The next day his thighs swelled up. The police used a nail to poke the muscles. The pain was again unbearable.

Somadethan says that in the infamous case of engineering student P. Rajan, he probably died in police custody because of this method of torture.

Later Somadethan was forced to lie down inside an ice-box which contained several cubes. “My body became frozen within half an hour,” he says. On other occasions he received electrocution. A plug was connected to a socket and the open wire was applied to the soles of his feet.

“It was excruciating,” he says.

Frequently, rifle butts were used to hit him on the ribs.

Somadethan vomited blood a few times. During this period, he was rarely given any food. Once he was given two sweet flour balls to eat after three days of torture.

Eventually, Somadethan revealed a few secrets. He was part of a Naxalite team that murdered two landlords. “But I was not directly involved in the killings,” he says.

He admitted that Naxalites resorted to violence to achieve their aims. “We believed in the annihilation of class enemies,” he says. The Naxalites realised that the law-enforcement forces were concentrated in the cities and towns. So, they wanted to draw the police into the interiors, and attack them. “The idea was to develop a civil war,” he says.

Somadethan speaks about all this in a serene environment. His house, on one and a half acres of property, in the village of Karukachal, fifteen kilometres from Changanacherry, is surrounded by rubber trees, banana and tapioca plants.

On a late Saturday afternoon the sunlight is glinting off the leaves, which looks a stunning green, thanks to recent monsoon rains which have washed away the dust. A cow moos in a nearby shed, while hens cackle in the courtyard.

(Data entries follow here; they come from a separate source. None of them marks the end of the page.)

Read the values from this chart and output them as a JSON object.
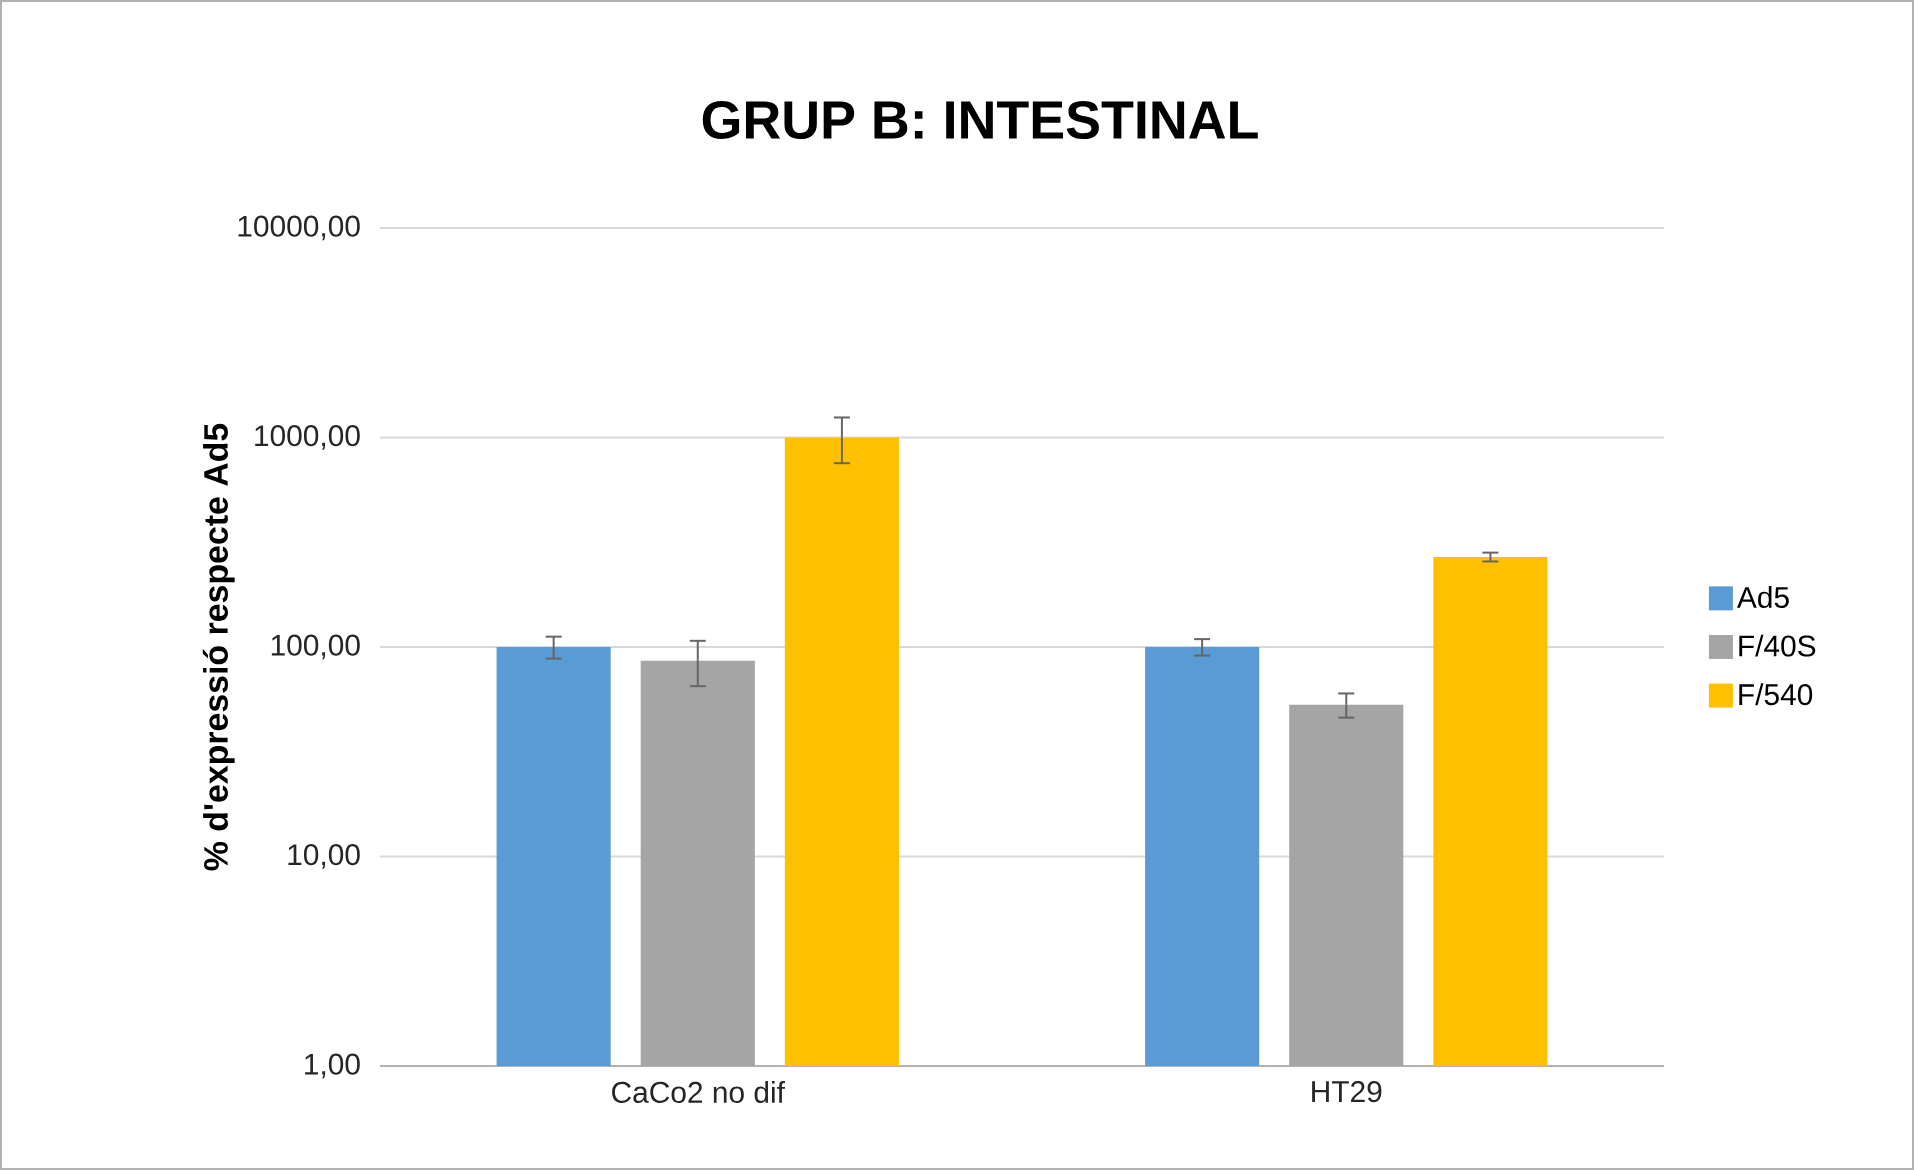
{
  "chart_data": {
    "type": "bar",
    "title": "GRUP B: INTESTINAL",
    "ylabel": "% d'expressió respecte Ad5",
    "categories": [
      "CaCo2 no dif",
      "HT29"
    ],
    "series": [
      {
        "name": "Ad5",
        "color": "#5b9bd5",
        "values": [
          100,
          100
        ],
        "errors": [
          12,
          9
        ]
      },
      {
        "name": "F/40S",
        "color": "#a5a5a5",
        "values": [
          86,
          53
        ],
        "errors": [
          21,
          7
        ]
      },
      {
        "name": "F/540",
        "color": "#ffc000",
        "values": [
          1000,
          269
        ],
        "errors": [
          246,
          13
        ]
      }
    ],
    "log": "y",
    "ylim": [
      1,
      10000
    ],
    "yticks": [
      {
        "value": 1,
        "label": "1,00"
      },
      {
        "value": 10,
        "label": "10,00"
      },
      {
        "value": 100,
        "label": "100,00"
      },
      {
        "value": 1000,
        "label": "1000,00"
      },
      {
        "value": 10000,
        "label": "10000,00"
      }
    ],
    "grid": "y",
    "legend": "right"
  }
}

Somadethan continues with his tale. After three months of torture he was finally produced before the magistrate at Devikulam. Eventually, he was jailed for life and spent 16 years in various jails in Kerala.

He came out in 1985, at the age of 43, married a 30-year old woman, Shailaja, and has two children, Suryajyoti, 22, and Sumesh, 20. He has spent the last 20 years being a trade union leader, a teacher, a farmer, and even owned a motor vehicle repair shop.

Asked whether he has any regrets, Somadethan says, “None at all. There is no prescribed way to achieve anything. I won’t say violence should be condemned. Life is like the flow of a river. It depends on each person how he wants to live it.”